Lastly, since the proposed method is based on a seemingly very unstable geometric condition, I feel that it is much more important to analyze the robustness to stochastic noise as in [b,15] and adversarial perturbation as in [a,b].
Overall, I feel that this paper contains enough interesting new insights that should merit an accept to NIPS.
Detailed comments/pointers and references:
1. Noiseless subspace clustering is, in great generality, a solved problem.
- For l1 SSC, there is a postprocessing approach that provides perfect clustering under only identifiability condition as long as there is no false positives.
- In other word, on noiseless subspace clustering problem, SSC does not suffer from the graph connectivity problem at all.
- As a result, the authors should explicitly compare the geometric condition used in this paper to the condition for SSC to yield no-false discoveries .
2. Even those geometric conditions in  can be removed if we allow algorithms exponential in subspace dimension d (and polynomial in everything else). In fact, L0 verson of SSC can already achieve that solve all subspace clustering problems that are identifiable [a].

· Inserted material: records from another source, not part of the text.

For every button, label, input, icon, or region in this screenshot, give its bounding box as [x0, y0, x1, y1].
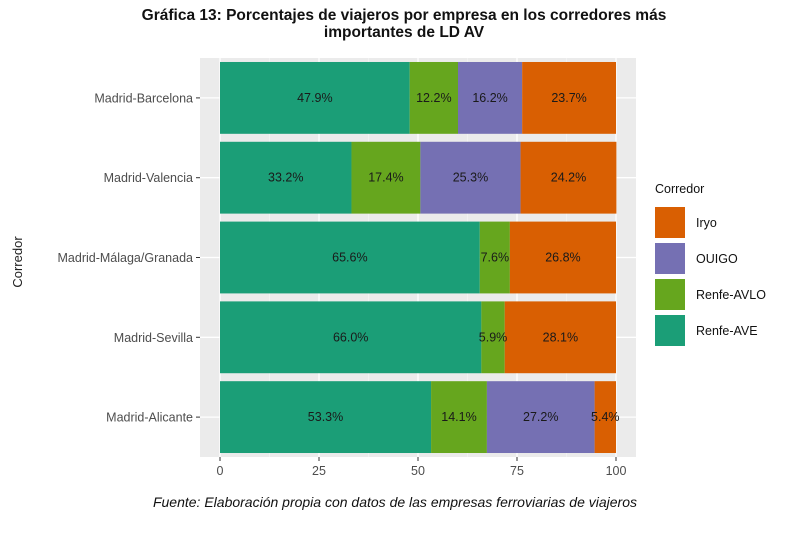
legend-key-ouigo — [655, 243, 685, 274]
legend-label: OUIGO — [696, 252, 738, 266]
bar-segment-ouigo — [486, 381, 595, 454]
bar-value-label: 24.2% — [551, 171, 586, 185]
bar-value-label: 5.4% — [591, 410, 620, 424]
y-tick-label: Madrid-Barcelona — [94, 91, 193, 105]
legend-key-renfe-ave — [655, 315, 685, 346]
bar-segment-renfe-ave — [220, 221, 480, 294]
bar-value-label: 27.2% — [523, 410, 558, 424]
bar-value-labels: 47.9% 12.2% 16.2% 23.7% 33.2% 17.4% 25.3% 24.2%… — [268, 91, 620, 424]
bar-segments — [220, 61, 617, 454]
bar-segment-renfe-avlo — [431, 381, 487, 454]
bar-segment-renfe-avlo — [351, 141, 421, 214]
bar-value-label: 5.9% — [479, 330, 508, 344]
y-axis: Madrid-Barcelona Madrid-Valencia Madrid-Má… — [58, 91, 200, 425]
bar-segment-iryo — [520, 141, 617, 214]
y-tick-label: Madrid-Alicante — [106, 411, 193, 425]
legend-title: Corredor — [655, 182, 704, 196]
chart-title: Gráfica 13: Porcentajes de viajeros por … — [0, 7, 808, 41]
bar-value-label: 53.3% — [308, 410, 343, 424]
bar-segment-ouigo — [457, 61, 523, 134]
bar-segment-renfe-avlo — [479, 221, 510, 294]
bar-value-label: 14.1% — [441, 410, 476, 424]
bar-value-label: 17.4% — [368, 171, 403, 185]
bar-segment-iryo — [594, 381, 616, 454]
bar-value-label: 65.6% — [332, 251, 367, 265]
legend-label: Renfe-AVLO — [696, 288, 766, 302]
legend-key-renfe-avlo — [655, 279, 685, 310]
bar-segment-iryo — [522, 61, 616, 134]
x-tick-label: 25 — [312, 464, 326, 478]
bar-value-label: 28.1% — [543, 330, 578, 344]
bar-segment-renfe-ave — [220, 61, 410, 134]
x-tick-label: 100 — [606, 464, 627, 478]
bar-segment-iryo — [509, 221, 616, 294]
chart-title-line-2: importantes de LD AV — [323, 24, 485, 41]
bar-value-label: 47.9% — [297, 91, 332, 105]
bar-segment-renfe-avlo — [481, 301, 505, 374]
legend-label: Iryo — [696, 216, 717, 230]
legend-label: Renfe-AVE — [696, 324, 758, 338]
bar-value-label: 66.0% — [333, 330, 368, 344]
y-tick-label: Madrid-Málaga/Granada — [58, 251, 194, 265]
x-tick-label: 75 — [510, 464, 524, 478]
y-axis-title: Corredor — [10, 236, 25, 288]
x-tick-label: 50 — [411, 464, 425, 478]
legend: Corredor Iryo OUIGO Renfe-AVLO Renfe-AVE — [655, 182, 766, 346]
bar-segment-renfe-avlo — [409, 61, 458, 134]
chart-title-line-1: Gráfica 13: Porcentajes de viajeros por … — [141, 7, 667, 24]
bar-segment-renfe-ave — [220, 141, 352, 214]
source-note: Fuente: Elaboración propia con datos de … — [152, 494, 638, 510]
bar-value-label: 33.2% — [268, 171, 303, 185]
y-tick-label: Madrid-Valencia — [104, 171, 193, 185]
y-tick-label: Madrid-Sevilla — [114, 331, 193, 345]
x-tick-label: 0 — [217, 464, 224, 478]
x-axis: 0 25 50 75 100 — [217, 457, 627, 478]
bar-segment-iryo — [504, 301, 616, 374]
bar-value-label: 16.2% — [472, 91, 507, 105]
bar-value-label: 12.2% — [416, 91, 451, 105]
bar-value-label: 25.3% — [453, 171, 488, 185]
bar-segment-renfe-ave — [220, 381, 432, 454]
bar-value-label: 26.8% — [545, 251, 580, 265]
bar-segment-renfe-ave — [220, 301, 482, 374]
bar-segment-ouigo — [420, 141, 521, 214]
bar-value-label: 7.6% — [481, 251, 510, 265]
bar-value-label: 23.7% — [551, 91, 586, 105]
legend-key-iryo — [655, 207, 685, 238]
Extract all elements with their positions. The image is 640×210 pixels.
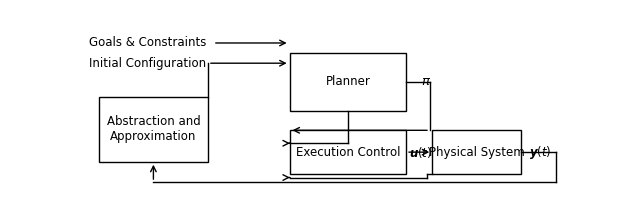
Text: $\pi$: $\pi$ [421, 75, 431, 88]
Text: $\boldsymbol{y}(t)$: $\boldsymbol{y}(t)$ [529, 144, 551, 161]
Text: Physical System: Physical System [429, 146, 525, 159]
Text: Execution Control: Execution Control [296, 146, 400, 159]
Text: Abstraction and
Approximation: Abstraction and Approximation [106, 116, 200, 143]
Bar [289, 53, 406, 111]
Text: Goals & Constraints: Goals & Constraints [89, 37, 206, 50]
Text: $\boldsymbol{u}(t)$: $\boldsymbol{u}(t)$ [410, 145, 433, 160]
Text: Initial Configuration: Initial Configuration [89, 57, 206, 70]
Bar [289, 130, 406, 174]
Bar [432, 130, 522, 174]
Text: Planner: Planner [325, 75, 371, 88]
Bar [99, 97, 208, 162]
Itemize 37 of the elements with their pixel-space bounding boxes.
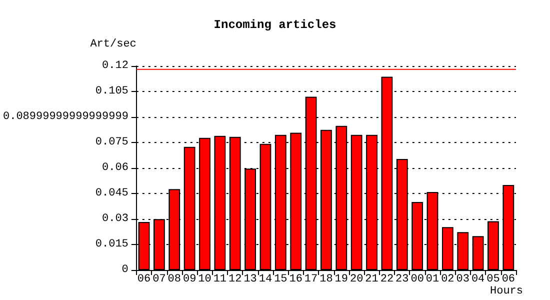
x-tick-label: 08 [168,274,181,286]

3. The noisy subspace clustering and missing data subspace clustering problems are where many of the remaining open problems are. So it will be great if the authors can continue to pursue the new tangent cone idea and figure out how they can solve the noisy/missing data problems in comparison to those approaches existing in the literature.
[a] Wang, Yining, Yu-Xiang Wang, and Aarti Singh. "Graph connectivity in noisy sparse subspace clustering." Artificial Intelligence and Statistics. 2016.
[b] Wang, Yu-Xiang, and Huan Xu. "Noisy Sparse Subspace Clustering." Proceedings of the 30th International Conference on Machine Learning (ICML-13). 2013.